A headlining day for Barbour in the national media
Barbour Won’t Rule Out 2012 Presidential Run
Mississippi Gov. Haley Barbour is not ready to rule out a 2012 presidential bid.
Questioned twice on Wednesday about whether he might run, the two-term governor and former Republican National Committee chairman dodged.
“Any Republican who’s not focused on the 2009 and 2010” gubernatorial and congressional elections “doesn’t have his eye on the ball,” Barbour said. “I’m going to keep my eye on the ball.”
The 61-year-old Barbour, who cannot seek re-election in 2011 because of term limits, was speaking after a wide-ranging morning breakfast session with reporters that was sponsored by the Christian Science Monitor.
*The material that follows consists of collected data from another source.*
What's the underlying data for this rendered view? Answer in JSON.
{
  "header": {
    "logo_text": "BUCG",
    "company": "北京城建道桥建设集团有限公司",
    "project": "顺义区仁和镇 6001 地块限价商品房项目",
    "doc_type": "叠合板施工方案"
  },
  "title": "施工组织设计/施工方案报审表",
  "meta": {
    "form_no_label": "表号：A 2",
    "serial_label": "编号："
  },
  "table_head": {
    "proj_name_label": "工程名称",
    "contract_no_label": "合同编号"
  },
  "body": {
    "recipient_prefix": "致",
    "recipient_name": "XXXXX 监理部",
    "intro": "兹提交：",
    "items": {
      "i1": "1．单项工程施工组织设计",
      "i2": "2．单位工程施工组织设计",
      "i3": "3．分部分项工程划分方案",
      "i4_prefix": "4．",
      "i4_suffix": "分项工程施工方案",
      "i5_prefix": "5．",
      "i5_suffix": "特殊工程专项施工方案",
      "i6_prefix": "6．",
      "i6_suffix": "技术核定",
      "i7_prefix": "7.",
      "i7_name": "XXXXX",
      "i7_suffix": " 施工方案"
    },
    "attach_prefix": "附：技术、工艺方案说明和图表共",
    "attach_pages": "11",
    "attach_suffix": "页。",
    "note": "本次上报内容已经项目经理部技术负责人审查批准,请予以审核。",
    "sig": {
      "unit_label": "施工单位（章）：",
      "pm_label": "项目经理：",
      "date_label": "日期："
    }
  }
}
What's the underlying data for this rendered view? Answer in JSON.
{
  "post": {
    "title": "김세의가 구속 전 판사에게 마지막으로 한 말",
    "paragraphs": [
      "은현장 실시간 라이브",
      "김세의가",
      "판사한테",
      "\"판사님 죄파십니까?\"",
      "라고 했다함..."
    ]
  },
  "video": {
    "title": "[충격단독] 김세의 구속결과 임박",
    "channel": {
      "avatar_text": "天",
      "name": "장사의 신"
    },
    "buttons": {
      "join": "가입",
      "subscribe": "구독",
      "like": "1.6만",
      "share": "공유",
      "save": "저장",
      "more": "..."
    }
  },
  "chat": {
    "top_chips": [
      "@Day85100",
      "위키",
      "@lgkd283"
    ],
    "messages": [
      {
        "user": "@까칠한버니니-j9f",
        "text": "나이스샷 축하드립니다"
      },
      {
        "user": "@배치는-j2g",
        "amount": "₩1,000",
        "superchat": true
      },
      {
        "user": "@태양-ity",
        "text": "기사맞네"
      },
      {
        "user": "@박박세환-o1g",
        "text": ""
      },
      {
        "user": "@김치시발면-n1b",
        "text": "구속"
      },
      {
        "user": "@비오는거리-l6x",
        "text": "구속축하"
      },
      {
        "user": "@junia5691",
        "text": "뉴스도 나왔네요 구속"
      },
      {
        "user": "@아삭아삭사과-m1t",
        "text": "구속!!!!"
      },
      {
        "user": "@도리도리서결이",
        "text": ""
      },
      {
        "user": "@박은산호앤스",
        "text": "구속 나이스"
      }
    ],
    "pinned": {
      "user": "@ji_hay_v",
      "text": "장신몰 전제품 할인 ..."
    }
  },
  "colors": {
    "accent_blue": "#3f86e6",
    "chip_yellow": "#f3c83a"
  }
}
During the hour-long session, Barbour portrayed President Barack Obama as more liberal than President Bill Clinton.
“Obama is far to the left of Clinton,” Barbour said. “President Obama is offering us a size of government beyond anything that any Democrat or Republican has ever campaigned for,” he said.
But he spared House Speaker Nancy Pelosi , D-Calif., who has heard other Republicans, including former Speaker Newt Gingrich, who have called for her to step down.
CQ Politics
5/20/9
GOP can yet prevail in a diverse America, Barbour asserts
The nation’s changing demographics won’t be a permanent roadblock to a Republican comeback, the former party chairman said Wednesday at a Monitor breakfast.
Mississippi governor and former Republican Party chairman Haley Barbour doesn’t put much stock in a Democratic strategist’s prediction that the GOP is destined to wander in the political wilderness for decades as a result of changing voter demographics.
In fact, he dismisses it.
“In politics, nothing is ever as bad as it seems and never as good as it seems,” Governor Barbour told reporters Wednesday at a Monitor-sponsored breakfast.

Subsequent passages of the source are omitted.